Gemeindepräsident Rolf Kissling erklärte den 27 zur Gemeindeversammlung erschienenen Stimmberechtigten, dass die Rechnungsgemeindeversammlung wegen des mit Problemen verbundenen Abgangs der Gemeindeverwalterin auf den 14. September verschoben werden musste. Dennoch gebe es wichtige Geschäfte, die auf den Weg gebracht werden müssten.

So etwa die Erschliessung des Gebiets Husmatten, welche von Rolf Riechsteiner vom Büro BSB + Partner Ingenieure und Planer, Oensingen, vorgestellt wurde. Nötig wird diese Erschliessung, weil auf der nördlichen Seite des Gebiets ein Kinderheim geplant ist. Aus diesem Grund sollen die ersten 50 Meter der Privatstrasse von aktuell 1,5 auf 2,5 Meter verbreitert und dieser Strassenabschnitt in den Besitz der Gemeinde überführt werden.

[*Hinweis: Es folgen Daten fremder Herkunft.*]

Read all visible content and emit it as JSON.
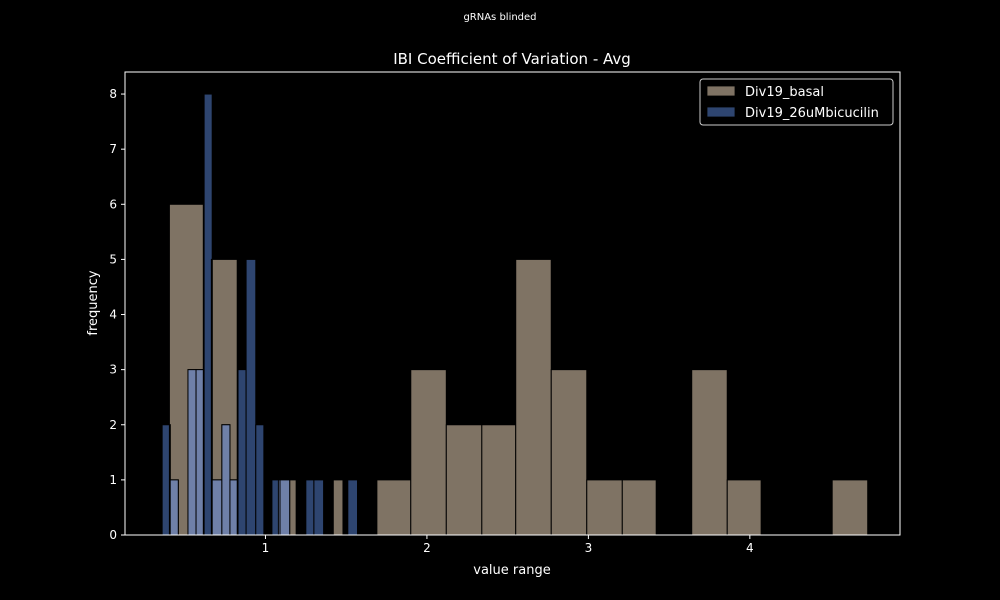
{
  "figure": {
    "suptitle": "gRNAs blinded",
    "background": "#000000",
    "text_color": "#ffffff"
  },
  "chart_data": {
    "type": "bar",
    "title": "IBI Coefficient of Variation - Avg",
    "xlabel": "value range",
    "ylabel": "frequency",
    "xlim": [
      0.13,
      4.93
    ],
    "ylim": [
      0,
      8.4
    ],
    "xticks": [
      1,
      2,
      3,
      4
    ],
    "yticks": [
      0,
      1,
      2,
      3,
      4,
      5,
      6,
      7,
      8
    ],
    "legend_position": "upper right",
    "series": [
      {
        "name": "Div19_basal",
        "color": "#7f7364",
        "bins": [
          {
            "x0": 0.405,
            "x1": 0.615,
            "count": 6
          },
          {
            "x0": 0.665,
            "x1": 0.825,
            "count": 5
          },
          {
            "x0": 1.08,
            "x1": 1.19,
            "count": 1
          },
          {
            "x0": 1.42,
            "x1": 1.48,
            "count": 1
          },
          {
            "x0": 1.69,
            "x1": 1.9,
            "count": 1
          },
          {
            "x0": 1.9,
            "x1": 2.12,
            "count": 3
          },
          {
            "x0": 2.12,
            "x1": 2.34,
            "count": 2
          },
          {
            "x0": 2.34,
            "x1": 2.55,
            "count": 2
          },
          {
            "x0": 2.55,
            "x1": 2.77,
            "count": 5
          },
          {
            "x0": 2.77,
            "x1": 2.99,
            "count": 3
          },
          {
            "x0": 2.99,
            "x1": 3.21,
            "count": 1
          },
          {
            "x0": 3.21,
            "x1": 3.42,
            "count": 1
          },
          {
            "x0": 3.64,
            "x1": 3.86,
            "count": 3
          },
          {
            "x0": 3.86,
            "x1": 4.07,
            "count": 1
          },
          {
            "x0": 4.51,
            "x1": 4.73,
            "count": 1
          }
        ]
      },
      {
        "name": "Div19_26uMbicucilin",
        "color": "#2e4570",
        "overlap_color": "#6f80a8",
        "bins": [
          {
            "x0": 0.36,
            "x1": 0.41,
            "count": 2
          },
          {
            "x0": 0.41,
            "x1": 0.46,
            "count": 1
          },
          {
            "x0": 0.46,
            "x1": 0.52,
            "count": 0
          },
          {
            "x0": 0.52,
            "x1": 0.57,
            "count": 3
          },
          {
            "x0": 0.57,
            "x1": 0.62,
            "count": 3
          },
          {
            "x0": 0.62,
            "x1": 0.67,
            "count": 8
          },
          {
            "x0": 0.67,
            "x1": 0.73,
            "count": 1
          },
          {
            "x0": 0.73,
            "x1": 0.78,
            "count": 2
          },
          {
            "x0": 0.78,
            "x1": 0.83,
            "count": 1
          },
          {
            "x0": 0.83,
            "x1": 0.88,
            "count": 3
          },
          {
            "x0": 0.88,
            "x1": 0.94,
            "count": 5
          },
          {
            "x0": 0.94,
            "x1": 0.99,
            "count": 2
          },
          {
            "x0": 1.04,
            "x1": 1.09,
            "count": 1
          },
          {
            "x0": 1.09,
            "x1": 1.15,
            "count": 1
          },
          {
            "x0": 1.25,
            "x1": 1.3,
            "count": 1
          },
          {
            "x0": 1.3,
            "x1": 1.36,
            "count": 1
          },
          {
            "x0": 1.51,
            "x1": 1.57,
            "count": 1
          }
        ]
      }
    ]
  }
}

Alte Wasserleitung nicht beachtet

Zu reden gab vor allem die unter der Strasse liegende Wasserleitung, welche sich ebenfalls in Privatbesitz befindet.

Diese von der Dorfstrasse kommende alte Leitung müsste eigentlich ersetzt werden, bevor eine neue Erschliessungsstrasse darüber gebaut werde, meinte dazu Brunnenmeister Vinzenz Marbet. Bei der Vorbereitung des Geschäfts hatte sich darüber offenbar niemand Gedanken gemacht.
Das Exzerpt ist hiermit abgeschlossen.